Dans les circonstances, Francis Ngannou se considère tout de même en territoire connu.

Bien sûr, d’étranges choses se passent à l’hôtel où logent les combattants qui prendront part à l’UFC 249 en fin de semaine à Jacksonville. D’abord, l’établissement est pratiquement vide. Les interactions avec les autres combattants et les membres de leur équipe sont limitées. Les rares personnes croisées dans les corridors portent un masque. Les entraînements et autres efforts pour la coupe de poids se font en solitaire.

« Mais pour moi, rien n’a changé, argue Ngannou. Je passe toujours la semaine avant un combat dans ma chambre de toute façon. C’est ce que je fais depuis que je suis ici. Je reste dans ma chambre. »

Le sentiment de familiarité du poids lourds camerounais ne se limite pas au confinement qu’il s’impose depuis son arrivée en Floride. Depuis sa victoire contre Junior Dos Santos il y a bientôt un an, Ngannou est considéré comme le deuxième aspirant au titre de sa division. Mais les choses stagnent.
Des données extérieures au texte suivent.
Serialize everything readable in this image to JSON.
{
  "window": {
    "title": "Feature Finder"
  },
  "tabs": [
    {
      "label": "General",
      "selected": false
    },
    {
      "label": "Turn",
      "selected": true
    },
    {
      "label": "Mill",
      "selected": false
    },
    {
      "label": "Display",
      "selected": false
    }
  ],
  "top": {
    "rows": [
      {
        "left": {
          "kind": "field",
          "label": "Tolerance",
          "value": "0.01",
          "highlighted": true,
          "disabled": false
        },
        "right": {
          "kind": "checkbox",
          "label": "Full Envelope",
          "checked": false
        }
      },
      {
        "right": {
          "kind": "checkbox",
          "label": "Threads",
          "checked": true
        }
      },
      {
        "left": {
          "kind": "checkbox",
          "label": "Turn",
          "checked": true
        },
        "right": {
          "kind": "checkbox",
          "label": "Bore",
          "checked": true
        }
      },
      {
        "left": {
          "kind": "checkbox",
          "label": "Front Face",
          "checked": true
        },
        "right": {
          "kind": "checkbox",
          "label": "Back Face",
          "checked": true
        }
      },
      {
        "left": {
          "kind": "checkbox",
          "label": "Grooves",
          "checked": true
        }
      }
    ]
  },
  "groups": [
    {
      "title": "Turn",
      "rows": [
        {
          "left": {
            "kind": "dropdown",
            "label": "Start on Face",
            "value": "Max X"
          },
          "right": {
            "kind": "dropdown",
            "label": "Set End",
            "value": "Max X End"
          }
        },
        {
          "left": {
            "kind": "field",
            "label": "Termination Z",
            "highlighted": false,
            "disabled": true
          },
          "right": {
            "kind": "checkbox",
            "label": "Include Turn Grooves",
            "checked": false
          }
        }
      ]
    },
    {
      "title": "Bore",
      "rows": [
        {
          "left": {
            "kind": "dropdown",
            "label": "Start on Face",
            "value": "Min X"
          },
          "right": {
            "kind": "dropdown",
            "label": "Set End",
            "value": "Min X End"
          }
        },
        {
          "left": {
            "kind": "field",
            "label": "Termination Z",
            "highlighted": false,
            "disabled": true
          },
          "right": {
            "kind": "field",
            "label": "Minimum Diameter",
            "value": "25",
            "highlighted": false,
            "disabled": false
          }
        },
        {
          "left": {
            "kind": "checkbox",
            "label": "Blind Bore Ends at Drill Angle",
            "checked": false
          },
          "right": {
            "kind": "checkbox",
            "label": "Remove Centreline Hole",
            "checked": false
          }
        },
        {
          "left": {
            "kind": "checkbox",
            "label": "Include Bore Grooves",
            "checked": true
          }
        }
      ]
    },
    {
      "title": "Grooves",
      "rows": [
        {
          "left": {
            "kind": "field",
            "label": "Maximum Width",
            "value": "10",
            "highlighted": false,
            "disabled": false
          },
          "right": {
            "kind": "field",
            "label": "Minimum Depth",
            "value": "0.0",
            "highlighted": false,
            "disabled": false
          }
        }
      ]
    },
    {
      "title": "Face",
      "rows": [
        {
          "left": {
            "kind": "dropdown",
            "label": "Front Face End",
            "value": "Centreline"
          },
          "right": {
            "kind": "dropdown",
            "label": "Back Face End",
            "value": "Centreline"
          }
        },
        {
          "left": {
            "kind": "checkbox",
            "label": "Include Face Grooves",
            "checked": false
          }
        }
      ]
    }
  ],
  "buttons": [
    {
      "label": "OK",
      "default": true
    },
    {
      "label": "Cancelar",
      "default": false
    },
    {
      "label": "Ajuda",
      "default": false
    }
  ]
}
Depuis qu’il a repris sa ceinture des mains de Daniel Cormier, en août 2019, le champion Stipe Miocic se tient loin des feux de la rampe. Certains commencent à l’accuser de protéger craintivement sa possession. Miocic, qui est un premier répondant dans sa région de l’Ohio, se défend en prétextant que le devoir l’appelle tout simplement ailleurs. Se préparer pour un combat ne fait pas partie de ses priorités en temps de pandémie.

Ngannou, qui a remporté ses trois derniers combats, croit parler au nom de bien des poids lourds lorsqu’il exprime son impatience.

« Il y a beaucoup de frustration dans la division, a dit celui qu’on surnomme « le Prédateur » lors d’une sortie médiatique organisée de façon virtuelle par l’UFC jeudi. Ça fait longtemps que ça ne bouge pas trop. Il est temps de remettre la division des poids lourds en opération. C’est étrange ce qui s’y passe présentement. »

« Ça fait un an que le titre n’a pas été mis en jeu. Quand sera le prochain combat de championnat? Personne ne le sait », déplore-t-il.

Ngannou, qui s’est incliné devant Miocic en combat de championnat en 2018, aimerait au moins sentir qu’une victoire contre Jairzinho Rozenstruik samedi le rapprocherait concrètement de son but. Il a milité auprès du président Dana White pour qu’une ceinture de champion intérimaire soit à l’enjeu, mais sa vision ne cadrait pas avec celle de la compagnie.

Ce n’est pas la première fois que Ngannou ne partage pas la même vision que son patron quant à la prochaine étape de sa carrière. Les nombreux différends entre les deux hommes semblent avoir eu raison de l’acharnement du combattant, qui dit ne plus s’en faire avec les ramifications d’une potentielle victoire contre Rozenstruik.

« Je ne sais pas ce que je pourrais faire de plus que gagner le combat [pour avoir une deuxième chance pour le titre], déclare-t-il, résigné. Et je vais gagner, mais après, qui sait ce qui va se passer? Il n’y a pas de règle : tout ce qui compte, c’est ce que souhaite l’UFC. Si l’UFC le veut, ça va arriver. Si l’UFC ne le veut pas, ça n’arrivera pas. Mais c’est correct. J’ai fait la paix avec ça. »

Même s’il a remporté ses trois derniers combats en moins de 80 secondes et qu’il a l’avantage d’être plus expérimenté que son prochain adversaire, Ngannou ne peut se permettre de prendre ce dernier à la légère.

Rozenstruik n’a peut-être pas affronté une brochette de pugilistes aussi impressionnante que Ngannou, mais la puissance de ses coups ne fait aucun doute. Depuis son entrée dans l’UFC, il a obtenu deux victoires par K.-O. dans la première minute d’un combat. Il a aussi épinglé à son tableau de chasse l’ancien champion Alistair Overeem. L’athlète de 32 ans n’a toujours pas connu la défaite en dix combats professionnels.

Le choc entre les deux cogneurs mettra fin à de longs mois d’anticipation. Le combat devait originalement être l’attraction principale d’un gala organisé à Columbus le 28 mars, mais avait été annulé en réaction au début de la crise causée par la propagation de la COVID-19. La date du 18 avril avait alors été ciblée pour déplacer l’affrontement, mais celui-ci n’a jamais eu lieu.

Les poids lourds s’affronteront finalement samedi. Le combat sera présenté lors des préliminaires de l’UFC 249 qui seront diffusées en direct sur RDS à compter de 20h.

« Les derniers mois ont été assez difficiles, mais c’est le cas pour tout le monde, pas juste pour moi. Dernièrement, rien n’est normal. Le monde entier est en train de changer et tout le monde doit s’adapter à ce nouveau monde », a philosophé Ngannou.